At our congregation we ask people to notice “kairos” moments (aka “God moments” or “Aha moments”).   These can be positive or negative moments, which give us pause (like a Sabbath).  At this point, we discern 2 questions: What is God’s word of grace for me this day? And What would God have me do?

So, what borders have your religious inclinations mounted?  Where have you seen folks cross borders to be the Gospel to others?  What kairos moments have you had lately?  What have you done in response to those moments?

P (Prayer): Lord, help us to discern your will for us in this place and time.  Amen.  

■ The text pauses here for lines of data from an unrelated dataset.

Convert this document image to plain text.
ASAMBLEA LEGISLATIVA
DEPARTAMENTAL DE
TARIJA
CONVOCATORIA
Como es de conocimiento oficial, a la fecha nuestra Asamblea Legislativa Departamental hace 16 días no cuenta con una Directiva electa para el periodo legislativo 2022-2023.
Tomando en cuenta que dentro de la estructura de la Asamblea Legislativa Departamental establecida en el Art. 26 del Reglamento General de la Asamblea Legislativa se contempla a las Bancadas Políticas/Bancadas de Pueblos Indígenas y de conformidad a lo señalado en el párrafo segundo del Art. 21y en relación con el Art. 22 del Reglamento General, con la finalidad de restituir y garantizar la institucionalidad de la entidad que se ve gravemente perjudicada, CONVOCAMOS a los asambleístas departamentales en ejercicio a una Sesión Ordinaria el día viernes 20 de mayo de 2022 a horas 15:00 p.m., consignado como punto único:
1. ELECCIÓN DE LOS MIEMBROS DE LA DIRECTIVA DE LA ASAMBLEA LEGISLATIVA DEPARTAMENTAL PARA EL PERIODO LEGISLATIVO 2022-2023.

  S (Scripture): 1 Timothy 1:15 This saying is trustworthy and deserves full acceptance: “Christ Jesus came into the world to save sinners” – and I am the worst of them! 16 But here is why I was treated with mercy: so that in me as the worst, Christ Jesus could demonstrate his utmost patience, as an example for those who are going to believe in him for eternal life.

O (Observation):  Paul (author of our letter here to Timothy) used to be Saul.  Saul persecuted / killed those who claimed that Jesus Christ was Lord / Son of God. Why?  Saul was a Pharisee, and considered his slaughter of Christians a strong and powerful showing of the depths of his faith and loyalty to God.  

And Paul recognizes that God has done soemthing extremely special here:  God redeems Saul to show the world the depths of God’s saving power.  That even in the midst of his sin, Paul was redeemed.  

That was a big change from the popular thought of the Jewish (human-constructed) belief system.   One showed their obedience to God and then was identified as a trusted member of God’s household of faith.  

God, In Jesus, changed all of that.  

A (Application):  People make the wrong connections here. A lot of doubters say, “So I just do whatever I want, and God’s cool with that.  God will just say, ‘Oh, I love you, do whatever you want.’ And then they are saved and can do it all over again.”

That’s precisely NOT what grace is about.  Does God’s grace envelope you right where you are?  Yes!  Absolutely!  But is that where you stay?  No! Certainly not!

We are all called to repent and believe in the Good News of Jesus Christ.   But before we repent, we have to know that there is something for which we are called to repent.  

Usually, God catches our attention with a kairos – a moment in time that freezes us in our tracks, either a positive or negative experience.  We can dive into those moments to process what’s going on.   Since we mostly will NOT see Jesus face to face, as Saul/Paul did, we can share stories from the Scriptures and our own lives to help that person.  Those moments are best spent with others in the faith to help the person having the kairos.

Can you name a kairos from your life?   Can you point to a moment recently, that took your breath away, for better or worse?

My most recent kairos has to do with engaging in campus ministry at MTSU.   In pursuing what God is saying to me, my close disciple-friends helped me to discern that God is promising to lay out a path for me.  And God has done that.  We begin working with campus ministry later this month!!!  (The processing and communal support are key to dealing with a kairos!)

P (Prayer):  Lord, you come to us, always.   Remind us that we are yours and that we can hear from you any time and any place. Amen.